Analisi della ragion pura
L’affermazione quindi del modello lucrativo, per quanto sin qui detto, appare di dubbia realizzazione, rinvenendosi vantaggi per le sole SRL (o SPA) ordinarie; una Legge quindi studiata per le realtà di grandi dimensioni, non risultando appetibili per quegli enti minori (la maggior parte!) dove la de-commercializzazione delle quote di frequenza e lo strumento dei compensi detassati corrisposti agli sportivi dilettanti, giocano un ruolo fondamentale per la sopravvivenza dei sodalizi.
Da questo punto di vista, i dati delle Camere di Commercio ci confortano sulla nostra tesi; al 1° aprile 2018 sono solo 62 le Società che risultano aver adottato la nuova veste lucrativa: di queste solo 26 risultano “attive”, mentre le restanti 36 risultano ancora essere “inattive”; delle 26 attive, 18 risultano essere iscritte con il codice Ateco 93.13 (gestione di palestre), mentre le altre 8 hanno adottato codici diversificati (93.12 Attività di club sportive, 93.19.99 Altre attività sportive n.c.a., 85.51 Corsi sportivi e ricreativi, 56.10.11 Ristorazione con somministrazione (?), 93.11.3 Gestione di impianti sportivi polivalenti, 85.52.01 Corsi di danza, 93.11.2 Gestione di piscine.
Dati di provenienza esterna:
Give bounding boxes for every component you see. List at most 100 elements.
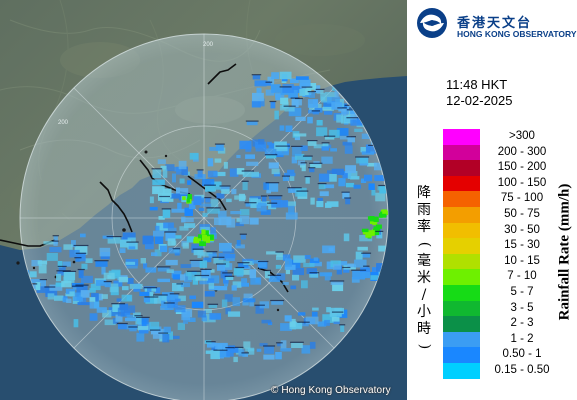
rain-echo-cell: [161, 300, 166, 308]
rain-echo-cell: [261, 319, 272, 324]
rain-echo-cell: [331, 102, 342, 110]
rain-echo-edge: [116, 322, 128, 325]
rain-echo-edge: [264, 154, 278, 156]
rain-echo-cell: [276, 252, 283, 257]
rain-echo-cell: [294, 153, 305, 160]
rain-echo-edge: [329, 280, 345, 282]
rain-echo-edge: [163, 302, 175, 304]
rain-echo-cell: [232, 281, 242, 288]
rain-echo-cell: [171, 208, 185, 213]
rain-echo-edge: [111, 303, 126, 305]
rain-echo-cell: [374, 175, 388, 182]
rain-echo-edge: [321, 142, 330, 144]
rain-echo-edge: [301, 86, 313, 88]
rain-echo-cell: [292, 146, 302, 156]
rain-echo-edge: [275, 145, 290, 147]
org-name-en: HONG KONG OBSERVATORY: [457, 29, 577, 39]
rain-echo-cell: [211, 181, 222, 187]
rain-echo-cell: [355, 251, 363, 260]
rain-echo-cell: [269, 196, 282, 200]
rain-echo-cell: [280, 323, 292, 331]
rain-echo-cell: [319, 272, 333, 277]
rain-echo-cell: [368, 183, 375, 190]
rain-echo-cell: [318, 173, 331, 182]
rain-echo-cell: [317, 197, 323, 201]
rain-echo-cell: [227, 311, 241, 317]
rain-echo-edge: [269, 100, 277, 103]
rain-echo-cell: [275, 352, 282, 360]
rain-echo-cell: [297, 312, 306, 316]
legend-title-zh-char: 降: [417, 185, 431, 201]
rain-echo-cell: [136, 332, 145, 342]
rain-echo-cell: [40, 280, 46, 287]
rain-echo-cell: [121, 294, 133, 302]
rain-echo-cell: [310, 163, 322, 168]
rain-echo-cell: [165, 164, 175, 172]
rain-echo-cell: [318, 184, 326, 190]
legend-title-zh-char: ): [416, 343, 433, 350]
legend-label: 150 - 200: [497, 161, 547, 174]
rain-echo-cell: [103, 272, 115, 280]
rain-echo-cell: [276, 255, 286, 260]
rain-echo-edge: [161, 208, 172, 210]
rain-echo-edge: [346, 117, 361, 119]
rain-echo-cell: [205, 350, 211, 354]
rain-echo-cell: [226, 198, 232, 203]
rain-echo-cell: [301, 280, 308, 289]
legend-label: 1 - 2: [510, 332, 534, 345]
rain-echo-heavy-cell: [194, 236, 198, 243]
rain-echo-cell: [289, 259, 301, 269]
rain-echo-cell: [287, 169, 295, 174]
rain-echo-edge: [251, 74, 262, 76]
rain-echo-cell: [220, 186, 230, 191]
rain-echo-cell: [261, 196, 267, 202]
rain-echo-cell: [202, 179, 215, 187]
rain-echo-cell: [43, 241, 55, 245]
rain-echo-cell: [127, 278, 134, 284]
rain-echo-cell: [322, 107, 332, 111]
rain-echo-cell: [271, 72, 279, 80]
rain-echo-cell: [118, 276, 129, 283]
rain-echo-edge: [375, 230, 384, 232]
rain-echo-cell: [321, 96, 332, 103]
rain-echo-cell: [291, 156, 298, 164]
legend-swatch: [443, 206, 480, 223]
rain-echo-cell: [275, 92, 285, 98]
rain-echo-cell: [329, 174, 337, 182]
rain-echo-cell: [125, 317, 137, 322]
rain-echo-cell: [265, 155, 277, 159]
rain-echo-cell: [226, 348, 234, 357]
rain-echo-heavy-cell: [201, 229, 206, 236]
rain-echo-edge: [265, 81, 273, 83]
rain-echo-edge: [241, 352, 249, 354]
rain-echo-cell: [290, 285, 297, 290]
legend-panel: 香港天文台 HONG KONG OBSERVATORY: [407, 0, 577, 400]
rain-echo-cell: [223, 161, 228, 169]
rain-echo-cell: [295, 76, 309, 80]
rain-echo-cell: [76, 253, 86, 259]
rain-echo-cell: [243, 269, 251, 275]
rain-echo-cell: [233, 356, 238, 363]
legend-label: 3 - 5: [510, 301, 534, 314]
rain-echo-cell: [242, 353, 248, 357]
rain-echo-cell: [29, 271, 37, 278]
legend-swatch: [443, 160, 480, 176]
org-name-zh: 香港天文台: [457, 16, 533, 31]
rain-echo-cell: [81, 275, 93, 283]
rain-echo-cell: [245, 154, 255, 159]
legend-title-zh-char: 雨: [417, 202, 431, 218]
rain-echo-cell: [273, 172, 281, 177]
rain-echo-edge: [136, 316, 150, 318]
rain-echo-cell: [274, 110, 279, 120]
rain-echo-cell: [309, 261, 322, 267]
rain-echo-heavy-cell: [382, 209, 388, 214]
rain-echo-cell: [251, 100, 261, 108]
rain-echo-cell: [316, 120, 323, 126]
rain-echo-edge: [225, 347, 235, 349]
legend-swatch: [443, 284, 480, 301]
rain-echo-cell: [347, 263, 355, 268]
legend-title-zh-char: 率: [417, 219, 431, 235]
rain-echo-cell: [198, 207, 205, 211]
rain-echo-cell: [326, 307, 331, 313]
rain-echo-cell: [160, 165, 167, 170]
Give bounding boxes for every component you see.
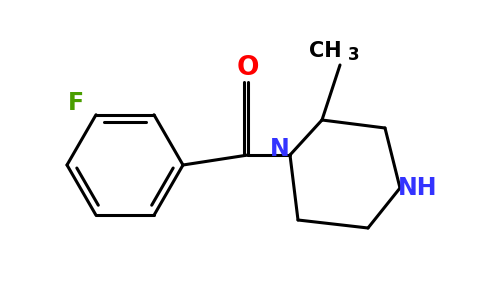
Text: N: N: [270, 137, 290, 161]
Text: O: O: [237, 55, 259, 81]
Text: 3: 3: [348, 46, 360, 64]
Text: CH: CH: [309, 41, 342, 61]
Text: NH: NH: [398, 176, 438, 200]
Text: F: F: [68, 91, 84, 115]
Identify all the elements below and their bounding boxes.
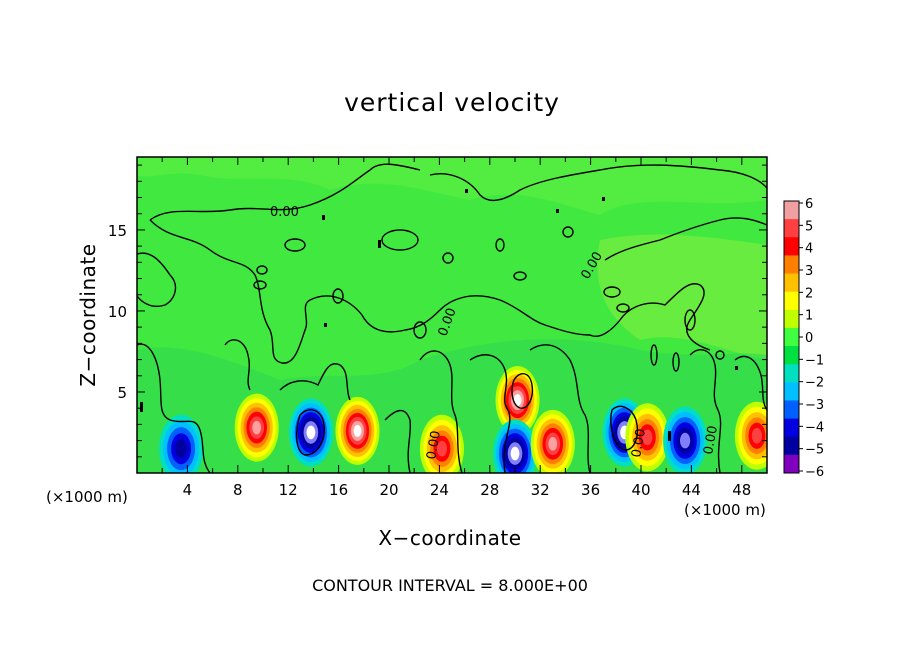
x-tick-label: 8 [233,481,243,499]
contour-label: 0.00 [424,430,444,461]
colorbar-tick-label: −5 [805,443,824,458]
y-tick-label: 5 [117,384,127,402]
colorbar-swatch [784,273,799,293]
colorbar-swatch [784,382,799,401]
velocity-blob [175,439,188,458]
colorbar-swatch [784,255,799,275]
velocity-blob [436,440,448,457]
x-tick-label: 36 [581,481,600,499]
colorbar-swatch [784,327,799,347]
x-axis-label: X−coordinate [378,526,522,550]
colorbar-tick-label: 6 [805,197,813,212]
x-unit-label-left: (×1000 m) [46,488,128,506]
x-tick-label: 40 [631,481,650,499]
colorbar-swatch [784,219,799,238]
velocity-blob [642,429,653,446]
colorbar-swatch [784,436,799,456]
y-tick-label: 10 [108,303,127,321]
velocity-blob [306,425,316,440]
colorbar-swatch [784,454,799,474]
contour-dots [140,189,738,441]
x-tick-label: 32 [531,481,550,499]
y-tick-label: 15 [108,222,127,240]
velocity-blob [548,437,558,451]
contour-label: 0.00 [270,205,299,220]
velocity-blobs [159,366,767,473]
velocity-blob [252,420,262,435]
colorbar: 6 5 4 3 2 1 0 −1 −2 −3 −4 −5 −6 [783,197,824,480]
colorbar-tick-label: 4 [805,242,813,257]
contour-label: 0.00 [701,425,721,456]
x-tick-label: 44 [682,481,701,499]
velocity-blob [353,424,362,437]
colorbar-swatch [784,346,799,365]
plot-frame [136,156,768,474]
zero-contours [137,163,767,473]
colorbar-tick-label: 1 [805,309,813,324]
x-unit-label-right: (×1000 m) [684,501,766,519]
colorbar-swatch [784,418,799,438]
x-tick-label: 28 [480,481,499,499]
velocity-blob [510,446,520,461]
contour-label: 0.00 [629,428,649,459]
velocity-blob [751,427,763,444]
colorbar-swatch [784,291,799,311]
chart-title: vertical velocity [344,88,560,117]
colorbar-swatch [784,201,799,220]
x-tick-label: 4 [183,481,193,499]
colorbar-tick-label: −4 [805,420,824,435]
x-tick-label: 20 [379,481,398,499]
colorbar-tick-label: −2 [805,376,824,391]
colorbar-tick-label: −3 [805,398,824,413]
y-axis-ticks: 5 10 15 [108,164,767,458]
colorbar-tick-label: −6 [805,465,824,480]
x-tick-label: 24 [430,481,449,499]
contour-label-group: 0.00 0.00 0.00 0.00 0.00 0.00 [270,205,721,461]
upper-tint [137,157,767,215]
colorbar-tick-label: 2 [805,286,813,301]
colorbar-swatch [784,309,799,329]
x-axis-ticks: 4 8 12 16 20 24 28 32 36 40 44 48 [161,157,768,499]
x-tick-label: 48 [732,481,751,499]
velocity-blob [680,432,691,449]
colorbar-tick-label: −1 [805,353,824,368]
colorbar-tick-label: 3 [805,264,813,279]
x-tick-label: 16 [329,481,348,499]
colorbar-swatch [784,400,799,420]
colorbar-tick-label: 5 [805,219,813,234]
velocity-blob [513,394,522,407]
right-tint [597,234,767,360]
colorbar-swatch [784,364,799,383]
colorbar-tick-label: 0 [805,331,813,346]
heatmap-field: 0.00 0.00 0.00 0.00 0.00 0.00 [137,157,767,473]
x-tick-label: 12 [279,481,298,499]
colorbar-swatch [784,237,799,256]
contour-interval-note: CONTOUR INTERVAL = 8.000E+00 [312,576,588,595]
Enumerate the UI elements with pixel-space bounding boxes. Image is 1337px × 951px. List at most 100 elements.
Il microdato ci fornisce tuttavia alcune considerazioni: le SSDL attive sono quelle che hanno potuto proseguire l’attività “trasformandosi” da SRL ordinaria profit in SSDL; le altre “inattive” sono di nuova costituzione; entrambe attendono, prima di poter usufruire delle agevolazioni e, per quanto detto, di potersi iscrivere al Registro CONI, nella istituenda sezione speciale.
Non deve meravigliare poi la circostanza che 18 su 26 delle “attive” siano “palestre”; la storia degli ultimi anni di verifiche fiscali hanno avuto, come destinatari, le “palestre”, fossero esse costituite come Associazioni non riconosciute o SRL sportive dilettantistiche.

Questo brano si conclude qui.